By Tom Collins
HAMILTON — Go ahead and eat that steak and burger, and don’t worry about the health impacts because there aren’t any.
That’s the advice from a new international study that says there isn’t sufficient evidence that eating red and processed meats is bad for you. And that’s good news for Ontario beef farmers, said Craig McLaughlin, a Renfrew County beef farmer and cow-calf director with the Beef Farmers of Ontario.
“Anytime we get a study that counteracts bad studies of the past, it’s well taken,” McLaughlin said, adding that the beef farmers will incorporate this latest study into their marketing.
Fourteen researchers from seven countries conducted a meta-analysis study, a review of all studies, and found that most studies are too observational to be conclusive. The results were published online by the Annals of Internal Medicine, an academic medical journal published by the American College of Physicians, and one of the most influential specialty medical journals in the world.
One of the meta-analysis study authors, Gordon Guyatt, a professor of health research methods, evidence, and impact at Hamilton’s McMaster University, compared red meat observational studies to other observational studies that show people in a hospital die more often than people not in a hospital. And, of course, that’s true, because they are unwell and, therefore, more likely to die than a healthy person not in a hospital.
“If you were looking at it in a more naïve way, you would say ‘hospitals are very dangerous places. If you want to live longer, you better stay away from hospitals,’ ” he said.
In the same way, observational study researchers looked at rates of diseases and then looked to see if the same people also had higher rates of red meat in their diets.
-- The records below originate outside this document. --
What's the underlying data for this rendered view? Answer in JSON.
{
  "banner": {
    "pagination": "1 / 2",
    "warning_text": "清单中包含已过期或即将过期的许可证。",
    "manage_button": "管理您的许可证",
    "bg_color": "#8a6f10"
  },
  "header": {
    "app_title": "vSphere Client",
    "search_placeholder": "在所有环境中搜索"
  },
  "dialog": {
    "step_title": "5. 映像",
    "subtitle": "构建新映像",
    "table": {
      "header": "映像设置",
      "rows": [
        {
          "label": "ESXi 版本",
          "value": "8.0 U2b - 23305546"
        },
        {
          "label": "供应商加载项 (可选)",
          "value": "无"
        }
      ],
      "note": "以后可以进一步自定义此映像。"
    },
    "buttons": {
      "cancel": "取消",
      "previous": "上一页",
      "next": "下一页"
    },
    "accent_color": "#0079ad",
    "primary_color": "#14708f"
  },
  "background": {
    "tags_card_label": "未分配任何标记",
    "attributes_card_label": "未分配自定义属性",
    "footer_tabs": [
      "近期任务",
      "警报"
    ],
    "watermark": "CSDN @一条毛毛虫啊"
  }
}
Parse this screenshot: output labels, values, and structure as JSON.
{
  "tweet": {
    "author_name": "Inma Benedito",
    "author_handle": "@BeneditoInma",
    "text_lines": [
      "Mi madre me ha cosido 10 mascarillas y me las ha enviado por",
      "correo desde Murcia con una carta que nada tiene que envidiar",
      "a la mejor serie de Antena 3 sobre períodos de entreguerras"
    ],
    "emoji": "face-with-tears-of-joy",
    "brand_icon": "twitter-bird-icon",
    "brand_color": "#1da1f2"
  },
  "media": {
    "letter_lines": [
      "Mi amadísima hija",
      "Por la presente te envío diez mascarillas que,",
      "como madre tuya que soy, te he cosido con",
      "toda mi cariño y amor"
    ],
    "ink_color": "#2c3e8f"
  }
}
But those who eat more red meat would also likely have a difference in socio-economic status and, therefore, other differences in their diets, different exposure to toxins and so on, and it would be too difficult to point a finger at red meat, Guyatt said.
“It is uncertain that the associations between cancer and cardiovascular disease are actually caused by the red meat,” he told Farmers Forum.
Observational studies don’t provide enough data to make such sweeping conclusions as they look for correlations, not causations, he said.
The more science-based studies look for causation and the meta-analysis research found that those studies found that the actual increase for risk of cancers and heart diseases is much lower than the general population believes.
For example, in 2015, the International Agency for Research on Cancer (IARC), the cancer agency of the World Health Organization, said that processed meat is in the “definitely causes cancer” grouping, and that for every 50-gram portion of processed meat — about three to six slices of bacon — eaten daily increases the risk of colorectal cancer by about 18 per cent. That sounds like a significant increase, but in reality, it isn’t. In the United States, a 50-year-old man (the average man eats 28 grams of processed meat per day) has a 0.68 per cent chance of getting colon cancer within 10 years. Eating an extra 50 grams of processed meat daily would increase that to a 0.8 per cent chance.
The 18 per cent increase in the chance of getting colon cancer makes for sexier headlines. However, an 18 per cent increase in a very small chance of getting cancer is a very, very small increase in getting cancer.
“Even if (a statistical study is) true, which it may not be, the magnitude of the effect is very small,” Guyatt said. “Unfortunately, it appears to be a use of statistics to scare people and to make them believe stuff that may not be true.”
After all, it would also be correct to write this headline: “Eat 2.5 times as much bacon as the average man and you likely won’t get cancer.”
Beef farmer McLaughlin agreed. “I know a lot of beef farmers who have consumed way too much beef as a product, but they seem to live a long time.”
He added that farmers are generally getting more exercise, more fresh air and are keeping their minds mentally alert. “Maybe it’s not our diet, maybe it’s what we do with our lives. If you’re a productive member of society and you keep active, that’s a key to longevity. There’s a lot more (to getting cancer and cardiovascular disease) than just eating meat.”
The latest meta-analysis research, however, is not popular among some doctors, heart and cancer associations or vegetarian groups. One U.S. physician group that advocates for a plant-based diet filed a petition against the study with the Federal Trade Commission, calling the research “fatally flawed.”